Cyber Security Manager
Posted on Mar 5, 2020 by Request Technology
A prestigious company is on the search for a Cyber Security Manager. This role will manage over people and provide technical direction over the Cyber Security Threat Detection Function. This person will lead a team of security analysts with responsibility for threat analysis, advanced threat detection, development of correlation logic in the SIEM too (Splunk), and help the team with event monitoring, incident response, threat intelligence, and forensic analysis. This person should have experience with designing and implementing use cases in SIEM tool such as Splunk, ArcSight, QRadar, etc. Splunk is the preferred tool.
- Develop domain expertise across the breadth of the program and drive strategic design of Thereat Detection workflows.
- Apply critical thinking in understanding the new & emerging threats working along with Cyber Threat Intelligence and Threat Modeling team and then build & execute required action plan.
- Execute a data detection strategy based on the MITRE ATT&CK Framework.
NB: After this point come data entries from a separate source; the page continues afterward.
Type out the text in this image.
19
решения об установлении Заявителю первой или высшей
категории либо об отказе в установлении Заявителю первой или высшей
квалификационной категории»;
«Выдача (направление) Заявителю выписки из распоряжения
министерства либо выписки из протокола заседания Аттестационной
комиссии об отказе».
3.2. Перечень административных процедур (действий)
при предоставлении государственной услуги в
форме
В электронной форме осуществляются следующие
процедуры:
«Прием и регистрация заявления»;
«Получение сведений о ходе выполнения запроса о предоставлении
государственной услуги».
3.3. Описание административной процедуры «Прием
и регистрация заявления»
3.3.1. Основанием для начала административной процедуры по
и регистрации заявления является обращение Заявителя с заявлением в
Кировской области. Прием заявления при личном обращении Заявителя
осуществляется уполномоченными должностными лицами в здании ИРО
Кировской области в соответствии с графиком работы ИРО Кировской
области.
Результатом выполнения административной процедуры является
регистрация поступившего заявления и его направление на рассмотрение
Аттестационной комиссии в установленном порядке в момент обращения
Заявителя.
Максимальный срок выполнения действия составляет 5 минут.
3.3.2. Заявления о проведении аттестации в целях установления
Analyze threat information from multiple sources, synthesizing and placing threat intelligence information in context and use that in development of new Security alerts in the SIEM tool to address new and emerging threats.
- Continually identify, evaluate and monitor threats that could affect operational and business activities.
- Manage processes and logic required for effective Threat Detection.
- Manage and support development of Security Operations playbooks to ensure threat detection, monitoring, response & forensics activities align with best practices, minimize gaps in detection & response and provide comprehensive mitigation of threats.
- Lead day-to-day operations and manage a team of Security Analysts who deliver Cybersecurity's scaled threat detection, assessment and mitigation efforts.
- Lead broad initiatives, plan and track delivery deadlines, and oversee tactical delivery of improvements to Cybersecurity's threat management processes.
- Provide technical leadership to your team on upkeep, tuning and enhancement to SIEM tool (Splunk background preferred).
- Manage and execute processes responsible for the advanced analysis of security threats (malicious code, intrusion logging, etc.) to proactively develop detection for such threats.
- Participate in the review and documentation of requirements for analysing the specific threats to assist in development of new use cases to detect, report, log, track, and escalate security events.
- Routinely brief and update senior leadership and other stakeholders on the threat detection program and manage escalations.
- At least 8 years of Information Security or related experience.
- At least 3 years of experience with building and leading high performing Information Security teams in complex environments.
- At least 3 years of Information Security experience especially developing advanced threat detection capabilities.
- Demonstrated experience with designing and implementing use cases in SIEM tool such Splunk(preferred), ArcSight, QRadar, etc.
- Strong knowledge of enterprise detection technologies and processes (Advanced Threat Detection Tools, IDS/IPS, Network Packet Analysis, Endpoint Protection).
- Advanced knowledge of network protocols and operating systems (Windows, Unix, Linux, Databases).
- Relevant security knowledge and experience in two of the following areas: threat response, Security event monitoring, incident response, network/host intrusion detection, malware analysis.
- Proven experience in day-to-day operational processes such as security monitoring, data correlation, troubleshooting, security operations etc.
- Strong knowledge of network protocols and operating systems (Windows, Unix, Linux, Databases).
- Bachelor's degree in Computer Science, Information Technology, Cyber Security related field or equivalent work experience.
- CISSP or CISM certification. Other relevant security certifications will be considered such as GIAC, GCIH, CEH, CSA+ certifications.
- Experience working in a Security Operations Center (SOC) environment is preferred.